How you can help protect your business
- Treat any unsolicited phone calls with caution and do not provide remote access to your computer or online bank account to anyone calling you.
- When in doubt you should contact the organisation using a trusted channel (publicly listed number, online chat, in person) to confirm the legitimacy of the request.
- Never provide your personal or banking information during an unsolicited call.
- Do not download any applications or software from a link, or at the request of an unsolicited caller. Some apps and software may allow remote access to your devices without further actions.
- Only download apps or software from official stores such as the Apple App store or Google Play store, and not by clicking on links through websites or email.
- Keep your SMS security codes and security tokens safe. Do not share these codes with anyone calling you - not even NAB. These codes provide an extra layer of security for your accounts, so it’s important keep them and your phone safe.
- Ensure you carefully read any SMS security codes you receive if the message says, “don’t share this code with anyone, including NAB, your security code is XXXXXX for increasing your transfer limit”, then don’t share this code with anyone.
Important: While we do everything we can to recover money transferred as part of a scam, this is not guaranteed.
How we can help
If you’re a NAB customer and you believe your business or personal accounts have been impacted by fraud or a scam, we’re here to help. Explore the immediate steps you can take to protect yourself and discover when you should get in touch with us to make a report.
IDCARE is Australia and New Zealand's not-for-profit counselling and support service set up to assist Australians impacted by identity theft and cyber-related crimes.
IDCARE can assist NAB customers to navigate through the process when identity details or credentials have been compromised through fraud or scams. IDCARE is a free service for all Australians.
Australian Government | Australian Cyber Security Centre (ACSC)
The Australian Cyber Security Centre (ACSC) brings cyber security capabilities from across the Australian Government together in a single location. It’s the hub for private and public sector collaboration and information sharing to combat cyber security threats. ACSC provides topical, relevant and timely information on how home internet users and small businesses can protect themselves from, and reduce the risk of, cyber security threats such as software vulnerabilities, online scams, malicious activities and risky online behaviours.

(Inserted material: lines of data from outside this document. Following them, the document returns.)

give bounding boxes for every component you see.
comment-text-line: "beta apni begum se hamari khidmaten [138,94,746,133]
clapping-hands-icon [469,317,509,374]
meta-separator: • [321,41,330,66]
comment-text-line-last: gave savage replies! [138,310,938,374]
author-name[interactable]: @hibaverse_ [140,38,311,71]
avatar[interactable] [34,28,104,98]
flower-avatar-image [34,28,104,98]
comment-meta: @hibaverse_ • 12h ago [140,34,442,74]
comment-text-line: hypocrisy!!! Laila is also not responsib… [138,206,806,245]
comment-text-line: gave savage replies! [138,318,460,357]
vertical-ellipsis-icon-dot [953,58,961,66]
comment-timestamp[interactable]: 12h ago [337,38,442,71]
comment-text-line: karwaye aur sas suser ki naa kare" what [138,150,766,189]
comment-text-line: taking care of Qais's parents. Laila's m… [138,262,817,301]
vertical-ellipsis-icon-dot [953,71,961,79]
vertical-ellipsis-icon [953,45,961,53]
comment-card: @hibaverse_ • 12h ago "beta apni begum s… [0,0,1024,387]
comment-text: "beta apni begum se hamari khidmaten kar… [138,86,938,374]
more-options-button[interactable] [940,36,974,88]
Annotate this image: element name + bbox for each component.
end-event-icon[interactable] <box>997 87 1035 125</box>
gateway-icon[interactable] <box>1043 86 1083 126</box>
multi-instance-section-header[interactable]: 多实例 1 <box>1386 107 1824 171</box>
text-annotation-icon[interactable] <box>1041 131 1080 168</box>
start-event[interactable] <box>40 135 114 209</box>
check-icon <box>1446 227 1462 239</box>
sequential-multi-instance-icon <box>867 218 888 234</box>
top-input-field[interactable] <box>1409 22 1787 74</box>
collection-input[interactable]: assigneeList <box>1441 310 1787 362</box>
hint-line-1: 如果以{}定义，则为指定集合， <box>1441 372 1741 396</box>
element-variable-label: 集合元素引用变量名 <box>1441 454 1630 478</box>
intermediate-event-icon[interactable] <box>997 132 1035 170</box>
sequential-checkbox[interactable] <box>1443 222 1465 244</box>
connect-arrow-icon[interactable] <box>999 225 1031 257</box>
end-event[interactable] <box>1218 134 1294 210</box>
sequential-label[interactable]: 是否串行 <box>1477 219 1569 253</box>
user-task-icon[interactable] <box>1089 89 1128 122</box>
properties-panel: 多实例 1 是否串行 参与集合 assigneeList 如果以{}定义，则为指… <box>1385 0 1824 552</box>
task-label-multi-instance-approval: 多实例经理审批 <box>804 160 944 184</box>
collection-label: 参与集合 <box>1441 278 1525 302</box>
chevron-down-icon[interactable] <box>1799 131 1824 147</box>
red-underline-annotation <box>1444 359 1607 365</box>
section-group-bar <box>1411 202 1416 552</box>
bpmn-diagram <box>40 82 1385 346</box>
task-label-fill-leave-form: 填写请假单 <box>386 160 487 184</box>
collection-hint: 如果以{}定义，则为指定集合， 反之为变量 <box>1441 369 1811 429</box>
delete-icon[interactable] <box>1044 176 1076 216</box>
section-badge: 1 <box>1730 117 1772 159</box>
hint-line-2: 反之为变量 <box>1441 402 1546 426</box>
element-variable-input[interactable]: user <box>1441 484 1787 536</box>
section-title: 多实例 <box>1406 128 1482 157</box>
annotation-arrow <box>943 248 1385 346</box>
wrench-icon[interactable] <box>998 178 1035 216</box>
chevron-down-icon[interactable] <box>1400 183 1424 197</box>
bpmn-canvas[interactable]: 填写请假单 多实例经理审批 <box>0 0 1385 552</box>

Australian Government | ReportCyber
ReportCyber is a secure reporting and referral service for cybercrime and online incidents which may be in breach of Australian law. The ReportCyber website provides a cybercrime reporting mechanism as well as helpful information about cybercrime.
Australian Competition and Consumer Commission | Scamwatch
Scamwatch provides information to consumers and small businesses about how to recognise, avoid and report scams using publications, videos and other online resources.
Australian Government | Office of the eSafety Commissioner
The Office of the eSafety Commissioner provides online safety education for Australian children and young people, a complaints service for young Australians who experience serious cyberbullying, and address illegal online content.
Australian Government | Attorney-General’s Department
The Attorney-General’s Department website provides helpful information and resources about your rights and protections in regards to identity security, freedom of information and cyber security. The Department has developed a range of resources to assist people protect their identity and recover from the effects of identity crime.